What is a Modern Data Stack? The Definitive Guide
Learn everything there is to know about the individual components that make up a modern data stack.
June 27, 2022
These days there’s a ton of emphasis on “the modern data stack.” Every company seems to be trying to build or implement one, and every SaaS vendor claims to be part of the solution. With countless data tools available, and so much noise in the market, it’s becoming harder and harder to decipher the true definition of a modern data stack.
A Quick History of the Modern Data Stack
Before 2010, the cloud was basically non-existent. Building out a data-centric organization meant purchasing and provisioning legacy hardware or servers. For a long time, Oracle had a monopoly in this area as the first company to create a mainstream relational database. And with the rise of open-source frameworks built around Hadoop and Postgres, companies quickly realized that they had options for managing and storing their data.
The problem was these platforms were innately slow and cumbersome. As a result, operating them efficiently was extremely time-consuming, and tackling any analytics use case was nearly impossible.
However, in 2012 the world witnessed what is now called “the first Cambrian explosion” and the adoption of cloud infrastructure with AWS Redshift (Amazon’s cloud data warehouse.) Redshift changed the entire data landscape because it was the very first cloud MPP (massively parallel processing) data warehouse run entirely in the cloud. The key difference between Redshift and other MPP platforms at the time was the price and the performance.
Because Redshift was hosted entirely in the cloud, suddenly any organization could afford to do analytics. Whereas most relational databases at the time were row-oriented, Redshift was built on a columnar structure, making it ideal for storing large amounts of data in various formats from various systems. Prior to Redshift, performing any type of analytics was costly and time-consuming – which meant that only the largest organizations with the deepest pockets even had access to data warehouses.
In 2016, the market shifted again with the rise of Snowflake, a data warehouse inspired by Redshift. Snowflake took what Redshift built to an entirely different level, creating the first fully managed SaaS platform for analytics. Snowflake removed all of the underlying maintenance that came with Redshift, and successfully separated storage and compute resources. The result was a platform that was dramatically faster and cheaper than Redshift.
With the rapid adoption of Snowflake and the speed and capabilities that came with the platform, data engineers quickly realized that they no longer needed to use conventional ETL tools. With platforms like Snowflake, data engineers could cost-effectively load raw data into the warehouse and transform it afterward. This gave rise to a new process known as ELT (extract, load, transform), where data is transformed using the computing power of the warehouse – and thus the modern data stack was born, along with a new suite of tools and an onset of cloud technologies.

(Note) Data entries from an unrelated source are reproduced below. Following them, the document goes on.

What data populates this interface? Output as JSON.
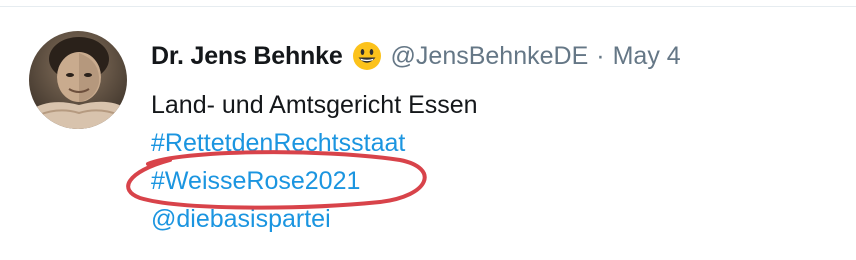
{
  "tweet": {
    "author": {
      "name": "Dr. Jens Behnke",
      "emoji": "grinning-face-emoji",
      "handle": "@JensBehnkeDE",
      "separator": "·"
    },
    "date": "May 4",
    "lines": [
      "Land- und Amtsgericht Essen",
      "#RettetdenRechtsstaat",
      "#WeisseRose2021",
      "@diebasispartei"
    ]
  },
  "annotation": {
    "shape": "hand-drawn-ellipse",
    "color": "#d8434a",
    "target": "#WeisseRose2021"
  },
  "colors": {
    "text_primary": "#14171a",
    "text_secondary": "#657786",
    "link": "#1b95e0"
  }
}
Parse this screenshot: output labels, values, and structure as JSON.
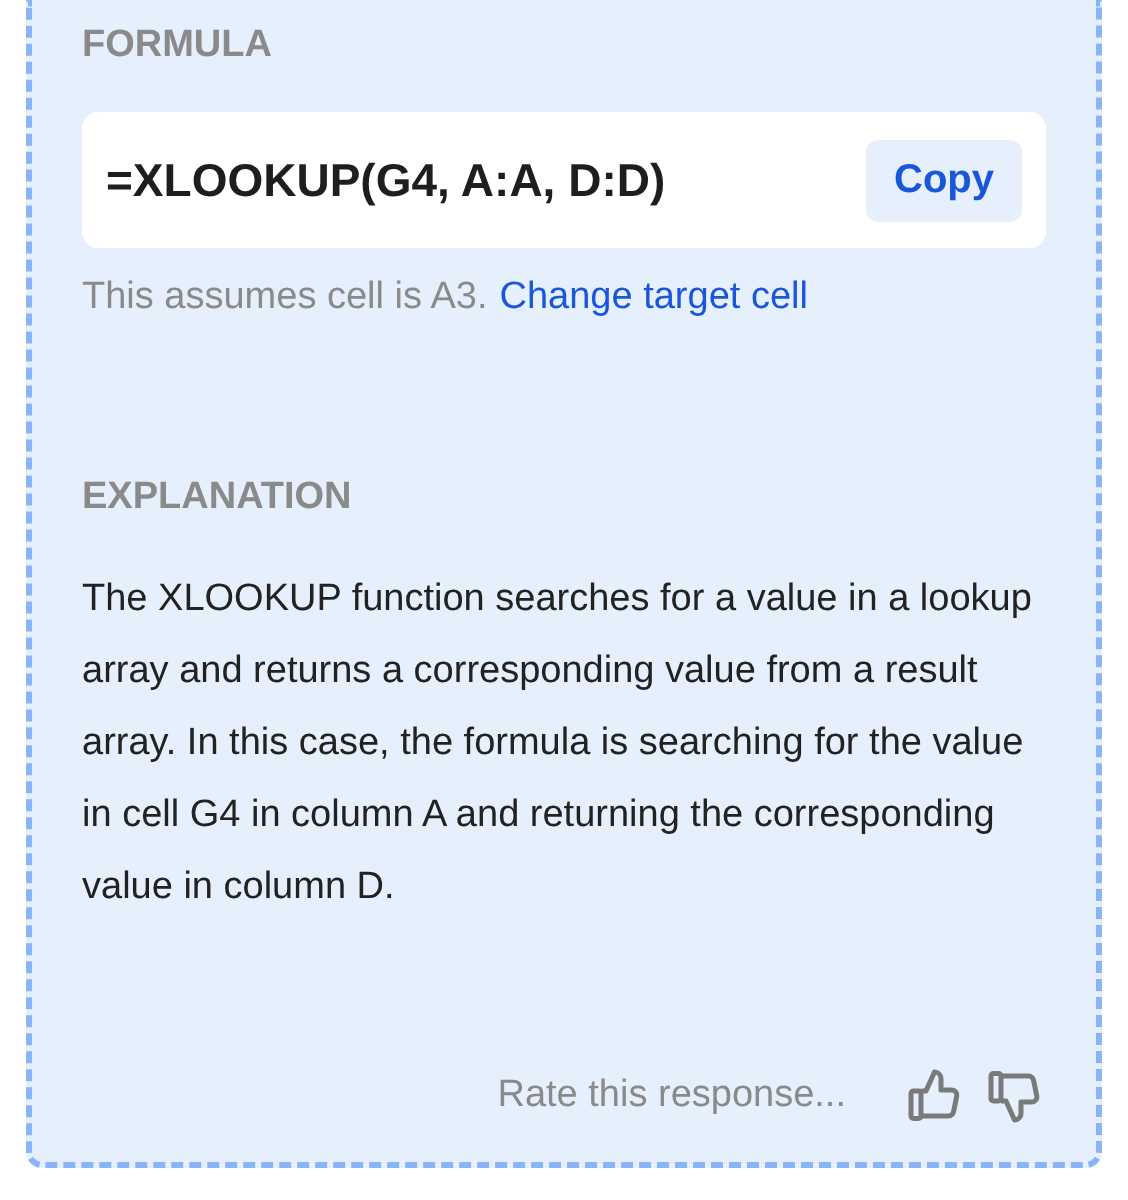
{
  "formula": {
    "heading": "FORMULA",
    "value": "=XLOOKUP(G4, A:A, D:D)",
    "copy_button": "Copy",
    "hint": "This assumes cell is A3.",
    "hint_link": "Change target cell"
  },
  "explanation": {
    "heading": "EXPLANATION",
    "text": "The XLOOKUP function searches for a value in a lookup array and returns a corresponding value from a result array. In this case, the formula is searching for the value in cell G4 in column A and returning the corresponding value in column D."
  },
  "feedback": {
    "prompt": "Rate this response..."
  }
}
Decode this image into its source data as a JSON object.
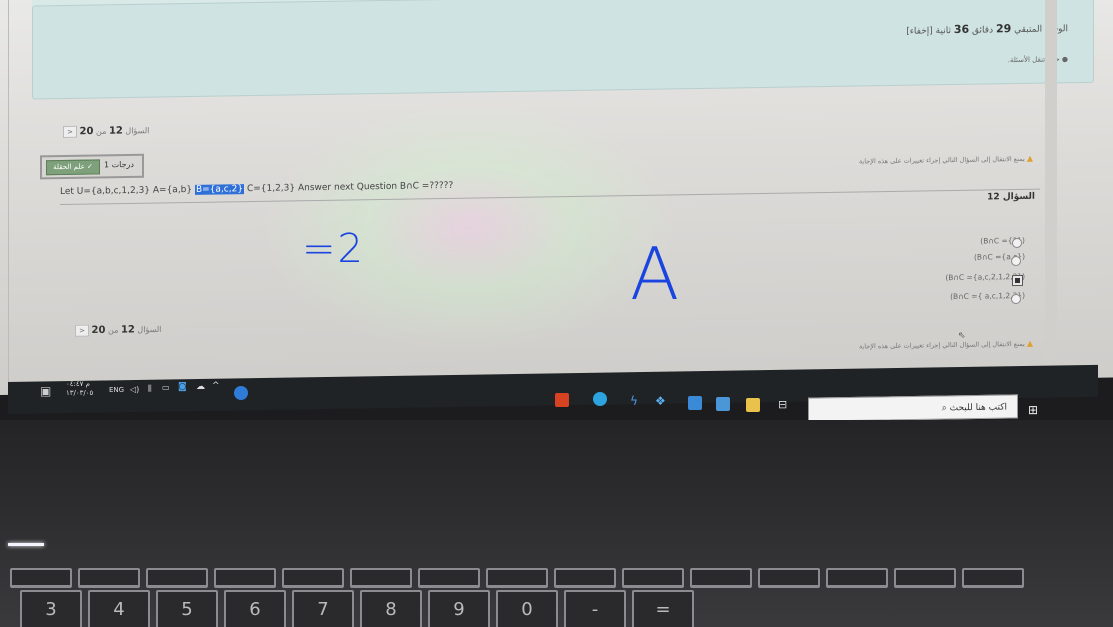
{
  "banner": {
    "timer_prefix": "الوقت المتبقي",
    "timer_minutes": "29",
    "timer_min_label": "دقائق",
    "timer_seconds": "36",
    "timer_sec_label": "ثانية [إخفاء]",
    "nav_state": "● حالة تنقل الأسئلة."
  },
  "question": {
    "counter_label": "السؤال",
    "counter_current": "12",
    "counter_of": "من",
    "counter_total": "20",
    "flag_label": "علم الحقلة ✓",
    "points": "1 درجات",
    "text_before": "Let   U={a,b,c,1,2,3} A={a,b} ",
    "text_highlight": "B={a,c,2}",
    "text_after": " C={1,2,3} Answer next Question B∩C =?????",
    "label": "السؤال 12",
    "warning": "يمنع الانتقال إلى السؤال التالي إجراء تغييرات على هذه الإجابة",
    "options": [
      "(B∩C ={2})",
      "(B∩C ={a,c})",
      "(B∩C ={a,c,2,1,2,3})",
      "(B∩C ={ a,c,1,2,3})"
    ],
    "selected_index": 2
  },
  "handwriting": {
    "answer": "=2",
    "choice": "A"
  },
  "taskbar": {
    "time": "م ٠٤:٤٧",
    "date": "١٣/٠٣/٠٥",
    "lang": "ENG",
    "search_placeholder": "اكتب هنا للبحث"
  },
  "keyboard": {
    "row1": [
      "",
      "",
      "",
      "",
      "",
      "",
      "",
      "",
      "",
      "",
      "",
      "",
      "",
      "",
      ""
    ],
    "row2": [
      "3",
      "4",
      "5",
      "6",
      "7",
      "8",
      "9",
      "0",
      "-",
      "="
    ]
  }
}
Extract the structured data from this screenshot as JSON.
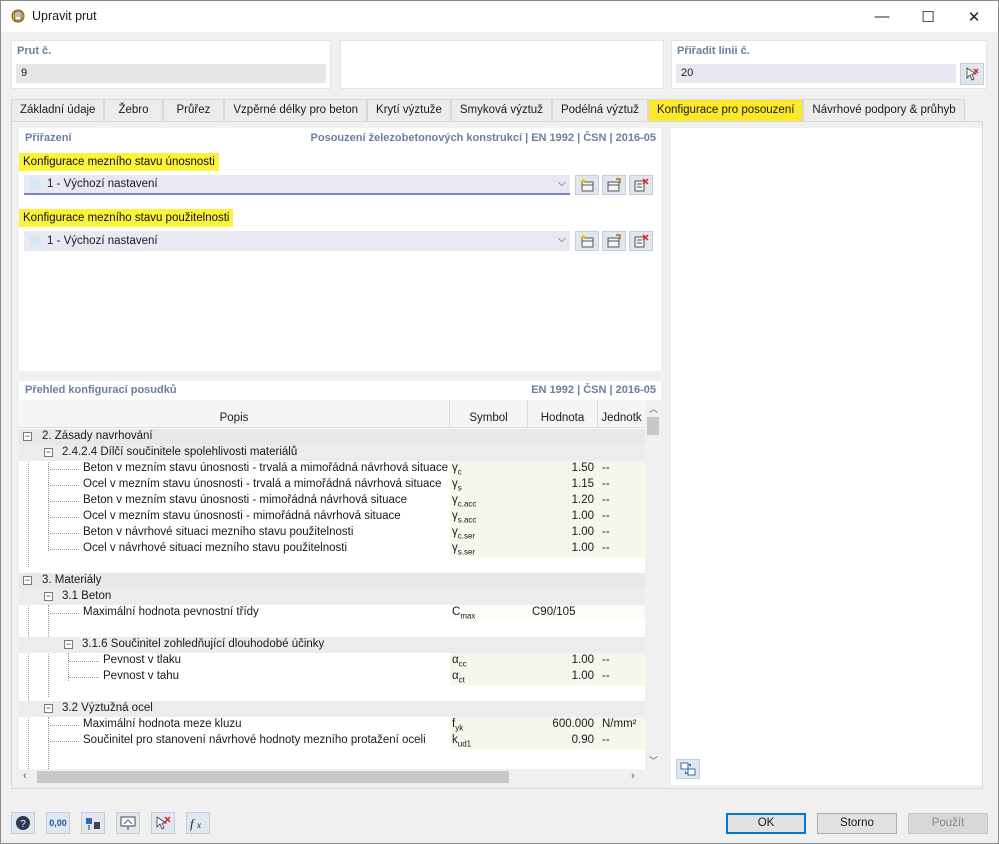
{
  "window": {
    "title": "Upravit prut",
    "minimize": "—",
    "maximize": "☐",
    "close": "✕"
  },
  "top": {
    "prut_label": "Prut č.",
    "prut_value": "9",
    "linie_label": "Přiřadit linii č.",
    "linie_value": "20"
  },
  "tabs": [
    {
      "label": "Základní údaje"
    },
    {
      "label": "Žebro"
    },
    {
      "label": "Průřez"
    },
    {
      "label": "Vzpěrné délky pro beton"
    },
    {
      "label": "Krytí výztuže"
    },
    {
      "label": "Smyková výztuž"
    },
    {
      "label": "Podélná výztuž"
    },
    {
      "label": "Konfigurace pro posouzení"
    },
    {
      "label": "Návrhové podpory & průhyb"
    }
  ],
  "assign": {
    "header": "Přiřazení",
    "standard": "Posouzení železobetonových konstrukcí | EN 1992 | ČSN | 2016-05",
    "uls_label": "Konfigurace mezního stavu únosnosti",
    "uls_value": "1 - Výchozí nastavení",
    "sls_label": "Konfigurace mezního stavu použitelnosti",
    "sls_value": "1 - Výchozí nastavení"
  },
  "overview": {
    "header": "Přehled konfigurací posudků",
    "standard": "EN 1992 | ČSN | 2016-05",
    "columns": {
      "popis": "Popis",
      "symbol": "Symbol",
      "hodnota": "Hodnota",
      "jednotka": "Jednotk"
    },
    "rows": [
      {
        "text": "2. Zásady navrhování"
      },
      {
        "text": "2.4.2.4 Dílčí součinitele spolehlivosti materiálů"
      },
      {
        "text": "Beton v mezním stavu únosnosti - trvalá a mimořádná návrhová situace",
        "sym": "γ",
        "sub": "c",
        "val": "1.50",
        "unit": "--"
      },
      {
        "text": "Ocel v mezním stavu únosnosti - trvalá a mimořádná návrhová situace",
        "sym": "γ",
        "sub": "s",
        "val": "1.15",
        "unit": "--"
      },
      {
        "text": "Beton v mezním stavu únosnosti - mimořádná návrhová situace",
        "sym": "γ",
        "sub": "c.acc",
        "val": "1.20",
        "unit": "--"
      },
      {
        "text": "Ocel v mezním stavu únosnosti - mimořádná návrhová situace",
        "sym": "γ",
        "sub": "s.acc",
        "val": "1.00",
        "unit": "--"
      },
      {
        "text": "Beton v návrhové situaci mezního stavu použitelnosti",
        "sym": "γ",
        "sub": "c.ser",
        "val": "1.00",
        "unit": "--"
      },
      {
        "text": "Ocel v návrhové situaci mezního stavu použitelnosti",
        "sym": "γ",
        "sub": "s.ser",
        "val": "1.00",
        "unit": "--"
      },
      {
        "text": "3. Materiály"
      },
      {
        "text": "3.1 Beton"
      },
      {
        "text": "Maximální hodnota pevnostní třídy",
        "sym": "C",
        "sub": "max",
        "val": "C90/105",
        "unit": ""
      },
      {
        "text": "3.1.6 Součinitel zohledňující dlouhodobé účinky"
      },
      {
        "text": "Pevnost v tlaku",
        "sym": "α",
        "sub": "cc",
        "val": "1.00",
        "unit": "--"
      },
      {
        "text": "Pevnost v tahu",
        "sym": "α",
        "sub": "ct",
        "val": "1.00",
        "unit": "--"
      },
      {
        "text": "3.2 Výztužná ocel"
      },
      {
        "text": "Maximální hodnota meze kluzu",
        "sym": "f",
        "sub": "yk",
        "val": "600.000",
        "unit": "N/mm²"
      },
      {
        "text": "Součinitel pro stanovení návrhové hodnoty mezního protažení oceli",
        "sym": "k",
        "sub": "ud1",
        "val": "0.90",
        "unit": "--"
      }
    ]
  },
  "buttons": {
    "ok": "OK",
    "cancel": "Storno",
    "apply": "Použít"
  },
  "bottom_icons": {
    "numbers": "0,00"
  },
  "colors": {
    "highlight": "#fbf23a",
    "active_tab": "#fde82a",
    "label_blue": "#6a7fa0"
  }
}
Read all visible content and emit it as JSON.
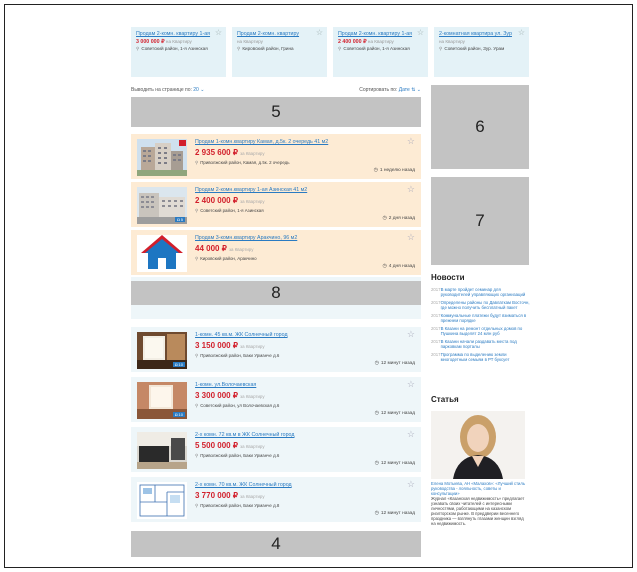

Legacy Data Stack vs. Modern Data Stack
The core differentiator between a traditional data stack and a modern data stack is the difference between on-premises hardware and cloud-native tools. Legacy data stacks are hosted entirely on-premises, meaning the hardware has to be individually provisioned, managed, and scaled as the needs of the business change.
On-Premise vs. Cloud
By contrast, modern data stacks are hosted entirely in the cloud, which means all of the underlying maintenance that comes with managing hardware is done automatically as a service. Cloud and SaaS-based tools remove a huge burden on users because it gives them the ability to focus on business outcomes rather than technology.
Modern data stacks are also much more cost-efficient because users pay solely for usage rather than needing to procure the underlying resources themselves. This is possible because large SaaS platforms power them with huge economies of scale.
What Makes a Modern Data Stack Unique?
Everyone in tech uses the term “modern data stack” interchangeably and there’s not exactly a universal definition; however, there are several common themes that all modern data stacks share.
They’re built around a centralized analytics platform. Modern data stacks are also designed to be composable, meaning each product or SaaS tool should be a separate, configurable, and interchangeable component of the larger architecture. Individual tools should be chosen based on simplicity, speed, and scalability.
- Simplicity: How easy is the tool to use? Is it fully managed/SaaS and SQL based?
- Speed: How fast and performant is the tool?
- Scalability: Does the tool scale with the desired use cases?
The entire premise behind a modern data stack is to create an end-to-end flow of data from acquisition, to integration, to persistence — where every layer is centered around the analytics platform. Ultimately, the architecture and cloud infrastructure of a modern data stack should look something like this.
The Components in a Modern Data Stack
Modern Data Stack Architecture
Although the architecture and tools used might differ from company to company, there are several core components within every modern data stack.
Data acquisition is the initial collection point of data and the source where it is generated. Most of the time this data is collected from SaaS tools, advertising platforms, IoT devices, internal databases, server events, or even web and mobile events.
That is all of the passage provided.